Two salons, furnished in the style of Francois the First, communicated with each other, and terminated in the library, the latter apartment looking out on the gardens.
His bed had been put up in the library. Joyeuse was of an indolent, yet of a cultivated turn of mind. If he stretched out his arm he laid his hand on science; if he opened the windows he could enjoy the beauties of nature. Finer and superior organizations require more satisfying enjoyments; and the morning breeze, the song of birds, or the perfumes of flowers, added fresh delight to the triplets of Clement Marot, or to the odes of Rousard.
Henri determined to leave everything as it was, not because he was influenced by the poetic sybaritism of his brother, but, on the contrary, from indifference, and because it mattered little to him whether he was there or elsewhere.
But as the count, in whatever frame of mind he might be, had been brought up never to neglect his duty or respect toward the king or the princes of the royal family of France, he inquired particularly in what part of the chateau the prince had resided since his return.

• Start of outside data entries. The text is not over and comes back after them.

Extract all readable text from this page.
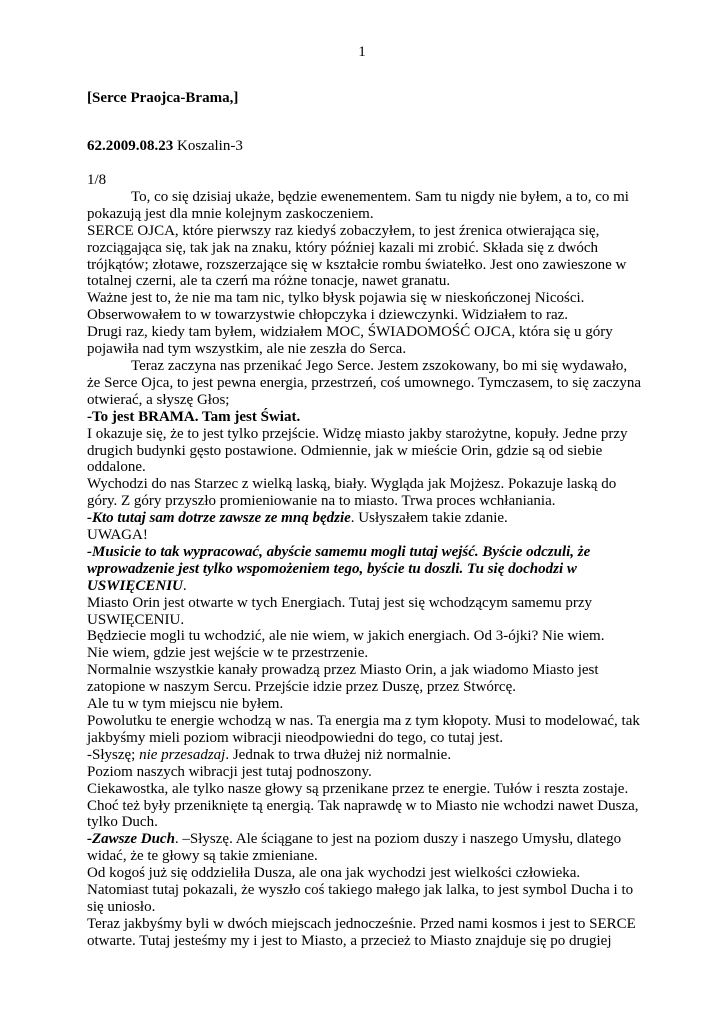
1
[Serce Praojca-Brama,]
62.2009.08.23 Koszalin-3

1/8

To, co się dzisiaj ukaże, będzie ewenementem. Sam tu nigdy nie byłem, a to, co mi pokazują jest dla mnie kolejnym zaskoczeniem.

SERCE OJCA, które pierwszy raz kiedyś zobaczyłem, to jest źrenica otwierająca się, rozciągająca się, tak jak na znaku, który później kazali mi zrobić. Składa się z dwóch trójkątów; złotawe, rozszerzające się w kształcie rombu światełko. Jest ono zawieszone w totalnej czerni, ale ta czerń ma różne tonacje, nawet granatu.

Ważne jest to, że nie ma tam nic, tylko błysk pojawia się w nieskończonej Nicości. Obserwowałem to w towarzystwie chłopczyka i dziewczynki. Widziałem to raz.

Drugi raz, kiedy tam byłem, widziałem MOC, ŚWIADOMOŚĆ OJCA, która się u góry pojawiła nad tym wszystkim, ale nie zeszła do Serca.

Teraz zaczyna nas przenikać Jego Serce. Jestem zszokowany, bo mi się wydawało, że Serce Ojca, to jest pewna energia, przestrzeń, coś umownego. Tymczasem, to się zaczyna otwierać, a słyszę Głos;

-To jest BRAMA. Tam jest Świat.

I okazuje się, że to jest tylko przejście. Widzę miasto jakby starożytne, kopuły. Jedne przy drugich budynki gęsto postawione. Odmiennie, jak w mieście Orin, gdzie są od siebie oddalone.

Wychodzi do nas Starzec z wielką laską, biały. Wygląda jak Mojżesz. Pokazuje laską do góry. Z góry przyszło promieniowanie na to miasto. Trwa proces wchłaniania.

-Kto tutaj sam dotrze zawsze ze mną będzie. Usłyszałem takie zdanie.

UWAGA!

-Musicie to tak wypracować, abyście samemu mogli tutaj wejść. Byście odczuli, że wprowadzenie jest tylko wspomożeniem tego, byście tu doszli. Tu się dochodzi w USWIĘCENIU.

Miasto Orin jest otwarte w tych Energiach. Tutaj jest się wchodzącym samemu przy USWIĘCENIU.

Będziecie mogli tu wchodzić, ale nie wiem, w jakich energiach. Od 3-ójki? Nie wiem.

Nie wiem, gdzie jest wejście w te przestrzenie.

Normalnie wszystkie kanały prowadzą przez Miasto Orin, a jak wiadomo Miasto jest zatopione w naszym Sercu. Przejście idzie przez Duszę, przez Stwórcę.

Ale tu w tym miejscu nie byłem.

Powolutku te energie wchodzą w nas. Ta energia ma z tym kłopoty. Musi to modelować, tak jakbyśmy mieli poziom wibracji nieodpowiedni do tego, co tutaj jest.

-Słyszę; nie przesadzaj. Jednak to trwa dłużej niż normalnie.

Poziom naszych wibracji jest tutaj podnoszony.

Ciekawostka, ale tylko nasze głowy są przenikane przez te energie. Tułów i reszta zostaje. Choć też były przeniknięte tą energią. Tak naprawdę w to Miasto nie wchodzi nawet Dusza, tylko Duch.

-Zawsze Duch. –Słyszę. Ale ściągane to jest na poziom duszy i naszego Umysłu, dlatego widać, że te głowy są takie zmieniane.

Od kogoś już się oddzieliła Dusza, ale ona jak wychodzi jest wielkości człowieka. Natomiast tutaj pokazali, że wyszło coś takiego małego jak lalka, to jest symbol Ducha i to się uniosło.

Teraz jakbyśmy byli w dwóch miejscach jednocześnie. Przed nami kosmos i jest to SERCE otwarte. Tutaj jesteśmy my i jest to Miasto, a przecież to Miasto znajduje się po drugiej
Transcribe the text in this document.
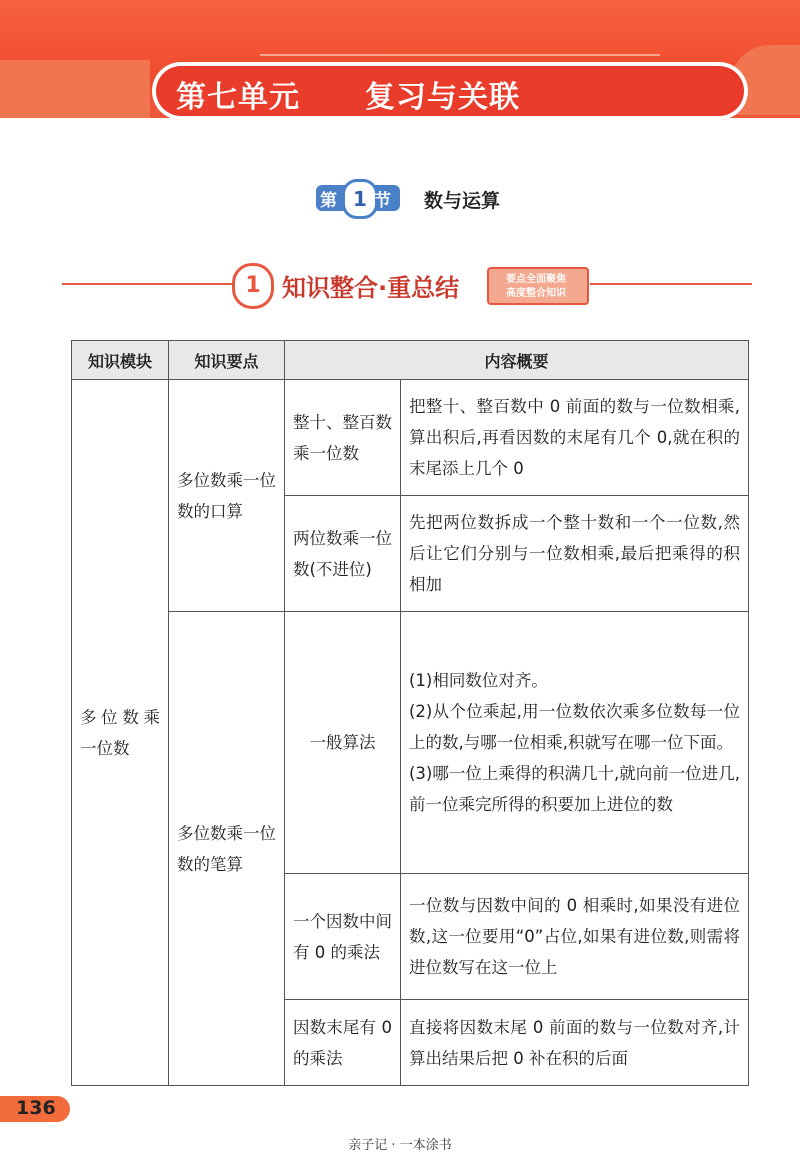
第七单元 复习与关联
第 1 节 数与运算
1 知识整合·重总结	要点全面聚焦
高度整合知识
知识模块	知识要点	内容概要	
多位数乘一位数	多位数乘一位数的口算	整十、整百数乘一位数	把整十、整百数中 0 前面的数与一位数相乘,算出积后,再看因数的末尾有几个 0,就在积的末尾添上几个 0
		两位数乘一位数(不进位)	先把两位数拆成一个整十数和一个一位数,然后让它们分别与一位数相乘,最后把乘得的积相加
	多位数乘一位数的笔算	一般算法	(1)相同数位对齐。
(2)从个位乘起,用一位数依次乘多位数每一位上的数,与哪一位相乘,积就写在哪一位下面。
(3)哪一位上乘得的积满几十,就向前一位进几,前一位乘完所得的积要加上进位的数

		一个因数中间有 0 的乘法	一位数与因数中间的 0 相乘时,如果没有进位数,这一位要用“0”占位,如果有进位数,则需将进位数写在这一位上
		因数末尾有 0 的乘法	直接将因数末尾 0 前面的数与一位数对齐,计算出结果后把 0 补在积的后面
136
亲子记 · 一本涂书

By mere accident, in this respect, Henri met with an excellent cicerone in the person of the young ensign, who, by some act of indiscretion or another, had, in the little village in Flanders where we represented the personages in this tale as having halted for a moment, communicated the count's secret to the prince. This ensign had not quitted the prince's side since his return, and could inform Henri very accurately on the subject.
On his arrival at Chateau-Thierry, the prince had at first entered upon a course of reckless dissipation. At that time he occupied the state apartments of the chateau, had receptions morning and evening, and was engaged during the day stag-hunting in the forest; but since the intelligence of Aurilly's death, which had reached the prince without its being known from what source, the prince had retired to a pavilion situated in the middle of the park. This pavilion, which was an almost inaccessible retreat except to the intimate associates of the prince, was hidden from view by the dense foliage of the surrounding trees, and could hardly be perceived above their lofty summits, or through the thick foliage of the hedges.